Lo políticamente correcto en personas equivocadas actuando por imitación y consiga, transforman valores verdaderos en parodias políticas en el escenario de las grandes urbes donde se construyen falsas narrativas de la inclusión, pero que reprimen toda diferencia que no se ajuste al interés oficial o al interés extraoficial oportunista.
Se permite ser libre, siempre y cuando se piense igual que aquel grupo que marque oportunamente la tendencia de, “lo políticamente correcto” en lo cual, los medios y las redes son incapaces de gestionar correctamente la falta de verdad y de justicia. Sobre todo, si se limitan a replicar falsas afirmaciones y versiones engañosas de la realidad, entonces los medios no pueden llamar a las cosas por su nombre– so pena de ser acosados- y no han descubierto aún cómo lograrlo.
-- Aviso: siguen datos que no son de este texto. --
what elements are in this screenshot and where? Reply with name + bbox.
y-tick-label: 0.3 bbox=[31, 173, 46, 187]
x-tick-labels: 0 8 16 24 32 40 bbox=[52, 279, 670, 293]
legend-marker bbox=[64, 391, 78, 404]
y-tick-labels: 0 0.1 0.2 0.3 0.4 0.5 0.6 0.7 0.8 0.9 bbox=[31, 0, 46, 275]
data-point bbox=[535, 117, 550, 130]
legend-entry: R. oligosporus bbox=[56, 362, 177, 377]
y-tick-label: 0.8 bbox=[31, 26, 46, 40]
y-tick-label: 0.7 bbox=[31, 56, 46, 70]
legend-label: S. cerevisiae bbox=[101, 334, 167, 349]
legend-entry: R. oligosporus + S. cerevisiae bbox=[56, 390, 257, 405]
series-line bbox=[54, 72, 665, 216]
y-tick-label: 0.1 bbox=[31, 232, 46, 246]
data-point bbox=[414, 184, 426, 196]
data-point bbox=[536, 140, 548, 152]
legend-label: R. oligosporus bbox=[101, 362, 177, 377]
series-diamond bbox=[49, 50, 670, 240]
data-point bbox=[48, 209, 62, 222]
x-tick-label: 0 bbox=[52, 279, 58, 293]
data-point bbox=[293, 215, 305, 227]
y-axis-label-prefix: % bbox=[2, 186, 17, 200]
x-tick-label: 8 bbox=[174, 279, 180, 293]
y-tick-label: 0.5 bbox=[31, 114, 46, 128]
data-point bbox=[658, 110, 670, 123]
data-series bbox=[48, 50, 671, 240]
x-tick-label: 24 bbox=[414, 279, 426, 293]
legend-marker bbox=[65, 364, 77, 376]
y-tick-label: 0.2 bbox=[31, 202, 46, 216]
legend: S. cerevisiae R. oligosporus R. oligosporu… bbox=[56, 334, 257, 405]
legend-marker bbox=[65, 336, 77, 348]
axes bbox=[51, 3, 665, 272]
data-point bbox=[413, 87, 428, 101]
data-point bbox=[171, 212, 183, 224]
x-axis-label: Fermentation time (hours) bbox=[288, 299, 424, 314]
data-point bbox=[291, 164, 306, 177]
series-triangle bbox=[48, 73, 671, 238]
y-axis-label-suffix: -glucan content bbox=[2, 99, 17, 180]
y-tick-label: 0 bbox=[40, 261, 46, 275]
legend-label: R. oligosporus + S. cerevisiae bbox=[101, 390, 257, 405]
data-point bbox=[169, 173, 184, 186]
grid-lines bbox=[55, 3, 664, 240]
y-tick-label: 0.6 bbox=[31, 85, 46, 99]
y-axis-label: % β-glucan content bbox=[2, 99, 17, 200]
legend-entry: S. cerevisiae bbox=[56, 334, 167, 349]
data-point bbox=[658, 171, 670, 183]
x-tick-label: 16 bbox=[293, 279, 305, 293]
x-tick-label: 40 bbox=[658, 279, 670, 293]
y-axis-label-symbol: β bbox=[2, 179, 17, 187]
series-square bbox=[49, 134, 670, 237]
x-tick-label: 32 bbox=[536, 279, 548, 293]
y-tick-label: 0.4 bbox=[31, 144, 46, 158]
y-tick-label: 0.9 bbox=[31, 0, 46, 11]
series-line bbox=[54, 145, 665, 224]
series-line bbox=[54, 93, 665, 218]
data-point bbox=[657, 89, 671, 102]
En todas las grandes ciudades corremos el riesgo de caer en una conducta de docilidad aprendida, una simulación que genera formas sofisticadas de control social, los ciudadanos, convertidos en masa, imitan gestos como tolerancia, diversidad o equidad, pero sin entender a cabalidad lo que significan, la vida urbana se vuelve un teatro de buenas conciencias, pero intolerantes a cualquier desacuerdo con el discurso popular imitativo o con el punto de vista oficial. El colectivo opositor es objeto de un autoritarismo que obliga a todos a adoptar narrativas y discursos sin reflexión.
Lo woke se convierte por todo el mundo en una máscara del autoritarismo. Varios personajes han aprendido a utilizarlo como un lenguaje de poder, no como reivindicación de derechos, sino como coartada simbólica para censurar y para descalificar crítica, sirve para ocultar imposiciones autoritarias detrás de un discurso inclusivo, lo woke deja de ser herramienta de justicia y se convierte en un instrumento de anulación política.
La ciudad moderna ya no se gobierna solo con leyes y presupuesto, se gobierna con símbolos, en el mundo urbano contemporáneo la simulación de tolerancia y eficiencia es un símbolo efectivo que se usa para sofocar el conflicto social y desactivar la protesta. Esto anula la democracia y degrada el poder, poco a poco surge la oclocracia incluso digital, donde la manipulación emocional sustituye la deliberación racional, donde la imitación y la búsqueda de identidad usan el deseo de pertenecer y denunciar para contagiar, mediante oleadas de revelaciones falsas y engañosas, prácticas de justicia sumaria sin debido proceso.